After using a gentle, zero eye contact version of the Force (and a really cool twisty straw I knew he would appreciate) the solution was drunk and he would, alas, be saved.

“Molly, we have a teen girl who is freaking out over an IV placement and we don’t want to sedate her. Can you work your magic, please?”

“Stand back boys! Watch, and learn.”

Within 30 minutes the IV was placed. 

I had earned the nickname “The Child Whisperer” and it was only 7pm – I still had 3 more hours left on the clock! 

While heading into the next patient room, the chorus of ED beepers went off in unison. “PNB ETA 5” (incoming patient is pulseless and not breathing; 5 minutes away). The entire ED space gets eerily quiet as the staff gets ready for an arrival as such. I imagine it’s similar to what members of a professional sports team do in preparation for The Big Game. There is a quiet, laser focused attention by each individual, and her particular role on the team.  Within minutes, the medics came wheeling in with full CPR motion in swing. The parents were trailing anxiously behind. Into the trauma room they went, with the Force lingering at a close distance. The doctors and nurses worked tirelessly to save the girl, but it was her time to go. Witnessing the death of a human being leaves a heaviness in the air. The love and desperation of those left behind, and the grief of those who could not save a life are like dark, rain drenched clouds hovering just out of reach.

   

I joined the nurse in the room as she cleaned the young girl’s body. It was my role to bring any siblings through to view the body and say goodbye. I was there to answer questions about why the patient looked they way she did (these are bruises from the CPR, this tube was for special medicine) and answer any clarifying questions (no she did not feel any pain, no she did not do anything wrong, no you did not do anything wrong to cause this either, etc). When that was done, I was to get hand molds and prints for the family, and offer the first of the grief materials. As I was finishing up the hand prints, the social worker I worked in tandem with approached me. “Molly, we have an abuse case in room 7. The child needs to be removed from the home. The police are coming to escort the father away soon.” 
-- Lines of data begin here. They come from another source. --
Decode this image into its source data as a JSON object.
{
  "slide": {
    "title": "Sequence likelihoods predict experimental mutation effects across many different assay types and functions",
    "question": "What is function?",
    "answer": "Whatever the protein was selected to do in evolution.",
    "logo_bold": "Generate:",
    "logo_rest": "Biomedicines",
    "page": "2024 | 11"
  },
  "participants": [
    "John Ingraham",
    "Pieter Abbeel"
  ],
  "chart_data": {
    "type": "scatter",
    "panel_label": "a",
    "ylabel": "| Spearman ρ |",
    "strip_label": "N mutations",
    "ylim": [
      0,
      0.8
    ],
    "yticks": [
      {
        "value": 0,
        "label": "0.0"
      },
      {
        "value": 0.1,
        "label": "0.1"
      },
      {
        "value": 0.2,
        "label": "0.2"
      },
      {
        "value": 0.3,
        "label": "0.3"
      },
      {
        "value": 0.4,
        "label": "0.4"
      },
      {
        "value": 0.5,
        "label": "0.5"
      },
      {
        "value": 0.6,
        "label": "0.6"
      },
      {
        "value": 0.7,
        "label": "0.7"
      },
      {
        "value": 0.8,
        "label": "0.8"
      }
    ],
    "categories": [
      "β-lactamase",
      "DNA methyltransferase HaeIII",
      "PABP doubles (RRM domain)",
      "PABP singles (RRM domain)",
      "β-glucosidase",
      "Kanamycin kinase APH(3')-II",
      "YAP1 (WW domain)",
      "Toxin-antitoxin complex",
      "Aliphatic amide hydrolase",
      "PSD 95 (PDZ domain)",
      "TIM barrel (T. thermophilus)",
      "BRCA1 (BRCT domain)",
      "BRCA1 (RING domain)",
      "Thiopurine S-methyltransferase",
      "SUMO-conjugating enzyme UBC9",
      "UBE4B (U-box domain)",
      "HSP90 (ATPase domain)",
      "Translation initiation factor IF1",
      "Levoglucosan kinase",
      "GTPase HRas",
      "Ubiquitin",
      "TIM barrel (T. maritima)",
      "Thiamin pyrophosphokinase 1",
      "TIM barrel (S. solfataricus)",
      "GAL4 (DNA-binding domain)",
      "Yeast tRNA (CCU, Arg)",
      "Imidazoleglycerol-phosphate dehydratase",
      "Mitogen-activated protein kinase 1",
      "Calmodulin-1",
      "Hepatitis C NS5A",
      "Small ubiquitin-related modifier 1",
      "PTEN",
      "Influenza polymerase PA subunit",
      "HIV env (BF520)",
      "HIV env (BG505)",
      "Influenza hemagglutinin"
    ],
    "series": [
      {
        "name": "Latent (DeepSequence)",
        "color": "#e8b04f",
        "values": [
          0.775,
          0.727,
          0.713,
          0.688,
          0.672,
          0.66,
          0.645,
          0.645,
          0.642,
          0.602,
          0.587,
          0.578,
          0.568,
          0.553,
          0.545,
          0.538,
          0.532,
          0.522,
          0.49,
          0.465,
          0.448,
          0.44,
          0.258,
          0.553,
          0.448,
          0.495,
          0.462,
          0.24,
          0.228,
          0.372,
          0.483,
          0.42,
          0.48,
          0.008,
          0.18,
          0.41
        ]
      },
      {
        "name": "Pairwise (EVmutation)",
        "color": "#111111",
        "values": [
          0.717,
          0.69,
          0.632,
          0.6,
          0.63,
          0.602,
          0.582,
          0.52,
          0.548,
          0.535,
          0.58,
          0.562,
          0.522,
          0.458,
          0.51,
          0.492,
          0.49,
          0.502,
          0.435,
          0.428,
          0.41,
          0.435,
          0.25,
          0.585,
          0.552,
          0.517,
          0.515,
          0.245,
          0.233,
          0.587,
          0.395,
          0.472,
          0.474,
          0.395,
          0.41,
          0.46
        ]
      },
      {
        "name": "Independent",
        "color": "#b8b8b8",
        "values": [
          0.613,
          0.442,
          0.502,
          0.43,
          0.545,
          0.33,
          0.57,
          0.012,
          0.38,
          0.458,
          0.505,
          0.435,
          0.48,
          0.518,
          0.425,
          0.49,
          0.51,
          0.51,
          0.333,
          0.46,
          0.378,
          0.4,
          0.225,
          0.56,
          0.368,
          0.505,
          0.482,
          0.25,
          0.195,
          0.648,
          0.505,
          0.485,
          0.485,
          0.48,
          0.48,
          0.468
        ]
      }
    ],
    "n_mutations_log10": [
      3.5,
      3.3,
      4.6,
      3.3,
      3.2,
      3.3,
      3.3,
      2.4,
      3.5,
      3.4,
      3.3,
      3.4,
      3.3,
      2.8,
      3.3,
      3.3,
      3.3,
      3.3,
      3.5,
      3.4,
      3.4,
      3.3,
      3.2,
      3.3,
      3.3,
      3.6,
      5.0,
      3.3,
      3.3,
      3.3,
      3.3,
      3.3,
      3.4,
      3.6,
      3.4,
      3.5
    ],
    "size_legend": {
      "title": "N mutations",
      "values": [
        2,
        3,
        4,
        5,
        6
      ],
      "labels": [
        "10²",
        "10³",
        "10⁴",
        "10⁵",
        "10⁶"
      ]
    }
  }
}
I finished my work with the young girl whose spirit was now free from her body, and made may way into the room of another girl whose spirit was trapped inside her abused body. We sat in room 7 and quietly played games, while her father was guided away in hand cuffs. After a little time, the CPS worker came to bring her to a shelter for the night.

The Force had revealed its fullest self to me within those 11 hours of my 10 hour shift. I numbly made my way to my car. The amount of joy and pride in conjunction with the pain of death and abuse reverberated in my body like a flaming hot roller coaster. The vibration of a guttural yell while allowing tears to stream down my face were the only immediate release to the rocky sensations I felt. 

Two girls, similar ages. Both lost.

Everyone has a story. The special boy who drank from a funky straw has a story. As does the young girl who passed, and the one who was taken away.

They are not my stories. But, they are mine to witness.

Just before pulling out of my parking space, Yoda whispered his final words of wisdom for the night:

“Story keeper, you are. Tell stories, you must”.